You might want to panic about a bond market crash but given these pathetic movements, I have better things to do. I could, for example, shred my nerves worrying about a meltdown in the Chinese credit and property markets, or its shadow banking system. In fact, I seem to have spent the last five years fretting over just that, to little avail, because I can’t do a single thing to stop it from happening. And guess what? It still hasn’t happened. And nobody can say with any certainty when it will.

This kind of nonsense has enjoyed a fresh lease of life in the wake of the financial crisis. Harrowed investors feared a repeat and to be fair would have got one, if central bankers hadn’t soothed markets with cheap credit and easy money. In these circumstances sticking your portfolio under the mattress is tempting but has only got one guaranteed result: you will lose money.

Bear necessities

The first problem with selling everything is that you’ll get a near zero return on cash. The second is that stock markets are ornery things and will instantly embark on a record-breaking bull run to mock your presumption.
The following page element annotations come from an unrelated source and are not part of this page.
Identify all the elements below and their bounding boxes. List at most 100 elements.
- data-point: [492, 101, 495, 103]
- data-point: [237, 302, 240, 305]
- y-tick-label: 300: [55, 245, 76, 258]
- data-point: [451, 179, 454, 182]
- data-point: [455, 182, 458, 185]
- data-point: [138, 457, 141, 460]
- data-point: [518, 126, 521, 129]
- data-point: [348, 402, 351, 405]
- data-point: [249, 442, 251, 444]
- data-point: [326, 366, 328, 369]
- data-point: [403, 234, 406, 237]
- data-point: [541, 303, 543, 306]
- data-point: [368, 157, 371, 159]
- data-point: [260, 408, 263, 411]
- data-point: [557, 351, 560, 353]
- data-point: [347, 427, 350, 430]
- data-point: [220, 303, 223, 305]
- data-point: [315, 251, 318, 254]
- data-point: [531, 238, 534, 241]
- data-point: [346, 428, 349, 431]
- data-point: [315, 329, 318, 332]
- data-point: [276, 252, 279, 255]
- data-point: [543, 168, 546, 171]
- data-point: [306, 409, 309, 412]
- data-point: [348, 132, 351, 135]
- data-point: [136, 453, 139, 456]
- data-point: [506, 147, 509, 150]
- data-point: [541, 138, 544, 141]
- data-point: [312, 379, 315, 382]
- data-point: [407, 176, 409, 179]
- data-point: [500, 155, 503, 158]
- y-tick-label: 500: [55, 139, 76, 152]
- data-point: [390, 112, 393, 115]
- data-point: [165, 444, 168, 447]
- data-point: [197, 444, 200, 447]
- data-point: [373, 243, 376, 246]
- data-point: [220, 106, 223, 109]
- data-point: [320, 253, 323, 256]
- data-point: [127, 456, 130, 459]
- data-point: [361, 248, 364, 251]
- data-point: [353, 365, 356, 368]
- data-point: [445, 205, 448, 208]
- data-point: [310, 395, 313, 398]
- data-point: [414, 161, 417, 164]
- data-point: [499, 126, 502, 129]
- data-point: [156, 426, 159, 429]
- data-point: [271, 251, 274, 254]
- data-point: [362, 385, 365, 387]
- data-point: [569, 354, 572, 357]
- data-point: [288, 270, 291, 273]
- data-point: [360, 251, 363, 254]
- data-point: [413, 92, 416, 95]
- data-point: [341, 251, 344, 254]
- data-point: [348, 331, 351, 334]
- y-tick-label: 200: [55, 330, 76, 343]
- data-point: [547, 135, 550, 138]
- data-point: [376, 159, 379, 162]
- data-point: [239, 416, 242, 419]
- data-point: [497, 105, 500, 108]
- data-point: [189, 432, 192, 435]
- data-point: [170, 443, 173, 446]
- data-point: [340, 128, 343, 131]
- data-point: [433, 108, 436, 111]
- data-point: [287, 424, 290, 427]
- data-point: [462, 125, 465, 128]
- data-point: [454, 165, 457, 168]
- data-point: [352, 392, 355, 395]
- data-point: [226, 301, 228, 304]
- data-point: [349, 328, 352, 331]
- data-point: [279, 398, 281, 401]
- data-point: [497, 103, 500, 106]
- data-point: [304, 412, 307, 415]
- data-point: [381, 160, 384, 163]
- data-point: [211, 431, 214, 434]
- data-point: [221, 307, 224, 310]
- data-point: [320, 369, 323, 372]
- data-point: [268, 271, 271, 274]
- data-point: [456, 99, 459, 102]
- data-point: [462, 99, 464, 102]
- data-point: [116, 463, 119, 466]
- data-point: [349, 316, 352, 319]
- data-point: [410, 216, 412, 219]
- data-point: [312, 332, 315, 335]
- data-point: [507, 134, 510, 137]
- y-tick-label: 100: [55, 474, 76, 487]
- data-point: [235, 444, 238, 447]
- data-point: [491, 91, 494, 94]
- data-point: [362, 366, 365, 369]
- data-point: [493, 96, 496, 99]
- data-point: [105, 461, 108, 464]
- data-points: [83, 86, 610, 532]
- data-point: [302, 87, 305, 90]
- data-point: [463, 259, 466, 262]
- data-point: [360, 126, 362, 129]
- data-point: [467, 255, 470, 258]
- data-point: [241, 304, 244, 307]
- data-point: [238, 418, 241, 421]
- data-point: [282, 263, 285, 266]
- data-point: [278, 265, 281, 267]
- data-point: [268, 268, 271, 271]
The third is that you won’t generate any dividends while you’re out of the market. The fourth is that you’ll rack up countless trading charges. The fifth is that you then have to decide when to buy back into the market, and will almost certainly get the timing of that wrong as well. The sixth is… need I go on?

I’m not saying that stock markets are NOT going to crash, because I don’t know. Nobody knows. But history shows that when they do crash, they recover pretty quickly. The biggest losers are those who sell at the bottom, crystallise their losses, then buy back into the market far too late.

So ignore the doom-mongers. Anybody who listened to them in recent years has lost an awful lot of money. If you’re investing for at least five or 10 years, as you should be, all you can do is keep calm, and take advantage of any market correction to pick up your favourite stocks at bargain prices. It will save you an awful lot of fuss, and make you a lot wealthier in the longer run.